For generations, education was provided through a standardized curriculum that all were expected to achieve. But thankfully, throughout the decades, public education has evolved to meet the needs of individual students and the larger needs of our society as we have moved from agrarian to manufacturing to a knowledge-based economy, and as our citizens have become more diverse.


Today’s public school classrooms do not resemble those of our parents. The commitment to education for all has strengthened. The underpinning is the development of a system that provides a flexible means of providing appropriate education to all, overseen by a State Board of Education appointed by the governor and the legislature and locally by an elected Board of Education.

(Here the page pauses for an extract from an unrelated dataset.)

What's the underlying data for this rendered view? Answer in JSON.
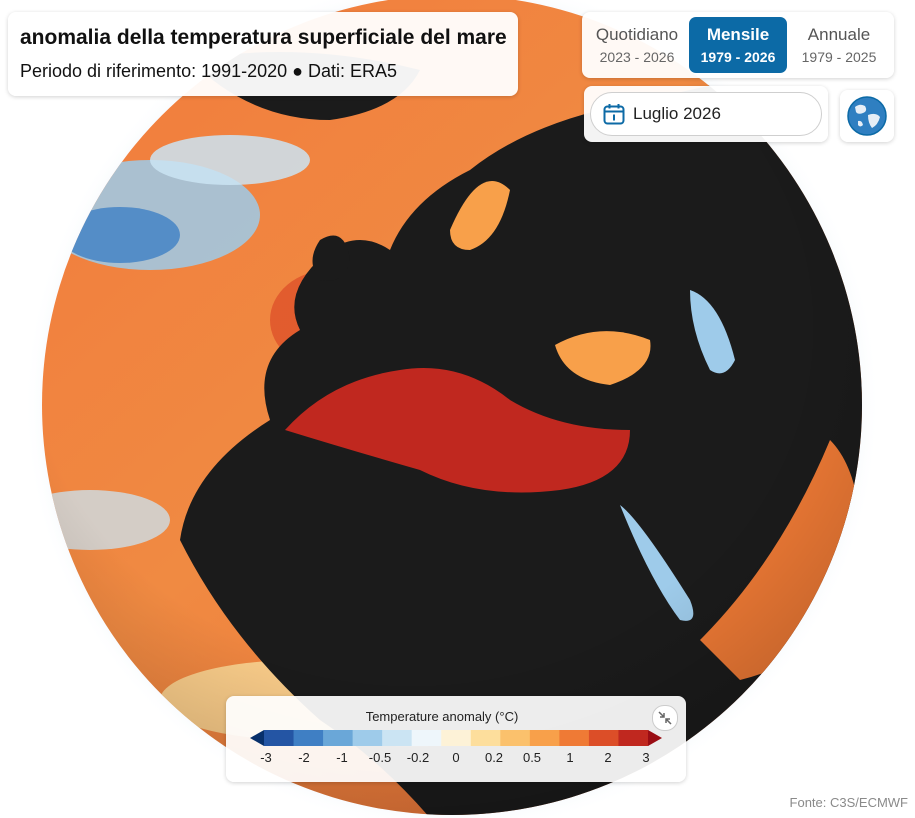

There are many examples of the system’s flexibility, but it is best exemplified through the changing structures of our schools, from initially a standardized curriculum through 12 grades, to evolving to include: early childhood education, kindergarten and now pre-K; multiple choices within the K-12 framework, such as magnet schools and alternative schools; large traditional high schools and middle colleges and early colleges (small high schools with focused curricula) that connect their students with higher education through community college enrollment or traditional university/college coursework; and schools using the Internet to present coursework.

Over time, we have expanded our system to include charter schools that were conceived to create innovative education practices that could be transmitted to traditional school settings. These schools are publicly funded, approved by the State Board of Education, but managed by a nonprofit board of directors (which may contract with a for-profit administrative company) and are exempt from the same operational standards as traditional schools. Charter schools are part of the evolving system of education.

Until now, the focus of the evolving system has been to continue to meet the needs of the common good, the commitment that all of us have a stake in educating our children.

Now, there is a strong anti-public school wind blowing that puts individual interests first, advocating for a market-driven competitive system of education that promotes expanding charter schools and removing their oversight to a separate administrative unit and to privatization of education through promotion of tuition vouchers and tax credits.

The mantra for this movement is “parental choice” and promoting competition for enrollment of students, discounting the numerous choices within the flexible system.

Privatization reduces financial support for the traditional system by siphoning public dollars to pay for the private interests. Further, there is much accountability for student academic outcomes and for the financial expenditures in the traditional public system.

This may be lost in the privatization movement. There is little question that this movement will create a dual system: one committed to the public good and education to everyone who comes through the door, and the other to those who promote privatization and competition among our schools.

North Carolina and Guilford County have a strong legacy of public education committed to the common good. In the 21st century, when all need to achieve higher education, when only a high school diploma is inadequate, we must not be diverted by divided delivery structures; rather, we must recommit to the vision of high-quality public education for all of our children through one flexible system. Let us join together to strive for excellence for all schools and for all of our students.